Israeli officials say these textbooks, which show maps that don't include Israel and have passages in them that glorify terrorist attackers, are a key source of incitement that drives terror attacks. To this we can add that they lock in yet another Palestinian generation to the delusion that Israel doesn't exist and that someday, the Palestinians will come to have the land that is now Israel.
In February, at his first White House meeting with President Donald Trump, Israel's Prime Minister Benjamin Netanyahu said incitement is a key factor in the long-running conflict with the Palestinians. "They continue to call for Israel's destruction – inside their schools, inside their mosques, inside their textbooks.

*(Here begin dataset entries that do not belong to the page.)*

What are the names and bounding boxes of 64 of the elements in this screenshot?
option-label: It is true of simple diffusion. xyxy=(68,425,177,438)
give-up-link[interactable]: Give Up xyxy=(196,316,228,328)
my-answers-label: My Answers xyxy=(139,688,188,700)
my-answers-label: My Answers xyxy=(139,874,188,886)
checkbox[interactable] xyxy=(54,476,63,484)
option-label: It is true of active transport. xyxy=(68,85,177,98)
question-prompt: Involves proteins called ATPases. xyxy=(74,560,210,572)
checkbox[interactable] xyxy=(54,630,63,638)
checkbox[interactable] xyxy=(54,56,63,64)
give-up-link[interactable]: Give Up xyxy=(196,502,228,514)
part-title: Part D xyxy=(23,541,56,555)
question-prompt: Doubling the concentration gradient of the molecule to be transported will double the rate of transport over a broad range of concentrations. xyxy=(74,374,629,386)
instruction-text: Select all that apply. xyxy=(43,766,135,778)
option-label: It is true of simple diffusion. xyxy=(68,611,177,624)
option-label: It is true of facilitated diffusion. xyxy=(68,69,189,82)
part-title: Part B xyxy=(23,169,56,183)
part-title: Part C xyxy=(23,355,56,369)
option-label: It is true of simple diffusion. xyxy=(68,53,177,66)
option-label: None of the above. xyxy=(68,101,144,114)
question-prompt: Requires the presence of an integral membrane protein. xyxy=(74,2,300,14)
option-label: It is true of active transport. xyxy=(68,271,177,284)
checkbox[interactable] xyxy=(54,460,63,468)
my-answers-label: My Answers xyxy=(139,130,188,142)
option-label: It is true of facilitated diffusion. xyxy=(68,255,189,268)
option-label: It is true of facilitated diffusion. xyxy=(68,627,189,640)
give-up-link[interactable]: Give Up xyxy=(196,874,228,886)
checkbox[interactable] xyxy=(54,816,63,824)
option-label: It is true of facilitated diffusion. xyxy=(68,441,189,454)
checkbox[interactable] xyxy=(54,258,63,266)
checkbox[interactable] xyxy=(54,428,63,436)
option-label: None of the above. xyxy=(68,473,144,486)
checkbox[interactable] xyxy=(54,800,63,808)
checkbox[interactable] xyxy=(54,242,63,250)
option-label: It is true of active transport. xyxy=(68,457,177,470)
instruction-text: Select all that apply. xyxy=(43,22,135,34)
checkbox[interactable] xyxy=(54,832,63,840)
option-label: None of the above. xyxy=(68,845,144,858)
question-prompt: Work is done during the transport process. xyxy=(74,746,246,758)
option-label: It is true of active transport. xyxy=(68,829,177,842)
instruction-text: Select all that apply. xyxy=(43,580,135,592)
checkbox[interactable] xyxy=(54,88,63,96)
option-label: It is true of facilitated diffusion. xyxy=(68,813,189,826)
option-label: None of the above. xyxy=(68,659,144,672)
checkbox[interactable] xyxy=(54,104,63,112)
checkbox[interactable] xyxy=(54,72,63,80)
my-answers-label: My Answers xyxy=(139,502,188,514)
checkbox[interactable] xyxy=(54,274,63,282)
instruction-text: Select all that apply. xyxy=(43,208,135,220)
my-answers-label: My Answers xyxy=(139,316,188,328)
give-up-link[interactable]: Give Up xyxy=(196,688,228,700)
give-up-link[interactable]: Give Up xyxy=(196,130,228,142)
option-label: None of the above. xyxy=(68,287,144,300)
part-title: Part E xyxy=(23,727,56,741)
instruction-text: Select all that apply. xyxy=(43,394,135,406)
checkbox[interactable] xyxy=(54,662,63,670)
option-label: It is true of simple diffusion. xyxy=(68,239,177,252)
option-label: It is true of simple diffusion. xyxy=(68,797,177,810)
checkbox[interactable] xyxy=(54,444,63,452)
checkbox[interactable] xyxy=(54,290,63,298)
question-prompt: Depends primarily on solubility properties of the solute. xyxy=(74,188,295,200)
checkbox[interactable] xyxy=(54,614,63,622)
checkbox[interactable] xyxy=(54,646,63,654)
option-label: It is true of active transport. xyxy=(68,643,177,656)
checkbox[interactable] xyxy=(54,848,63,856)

You have to read it to believe it," he said.
"I think the Palestinians have to get rid of some of that hate that they've taught from an early age," Trump said, responding to a reporter's question about concessions each side needs to make.
Apart from the schools, the Palestinians are also known to give money to the families of terrorists, whom they call "martyrs." Whose money is that?
Even when this aid is legitimately spent, it still has a downside. It relieves the Palestinian leadership from the responsibility of looking out for its people's welfare. It locks the Palestinian people into a continual state of dependency while allowing their leadership to "heroically" thumb its nose at bargaining with Israel in good faith. Looked at in this light, one can argue that U.S. aid to the Palestinians is counterproductive. It allows those Arabs to avoid reality and perpetuate their myths – myths that keep them chained to a status of permanent refugees who, in large part, have their food, shelter, and health care dependent on the generosity of others, mainly in the West. This has been going on since 1949 – nearly seventy years.
Under these conditions, it is no less than obnoxious that any U.S. money goes to the Palestinians. If others want to fund them, let them. If the Palestinians want to be intransigent, let them, but not on our dime. It is to be hoped that President Trump is serious when he says the U.S. might cut aid given to the West Bank and Gaza. That money is better used at home – and the cuts could sober up the Palestinian leadership.
One last thought on this aid: When was the last time the Palestinians ever said "thank you" to America for its largesse? It seems that simple gratitude might be another virtue missing from their palette.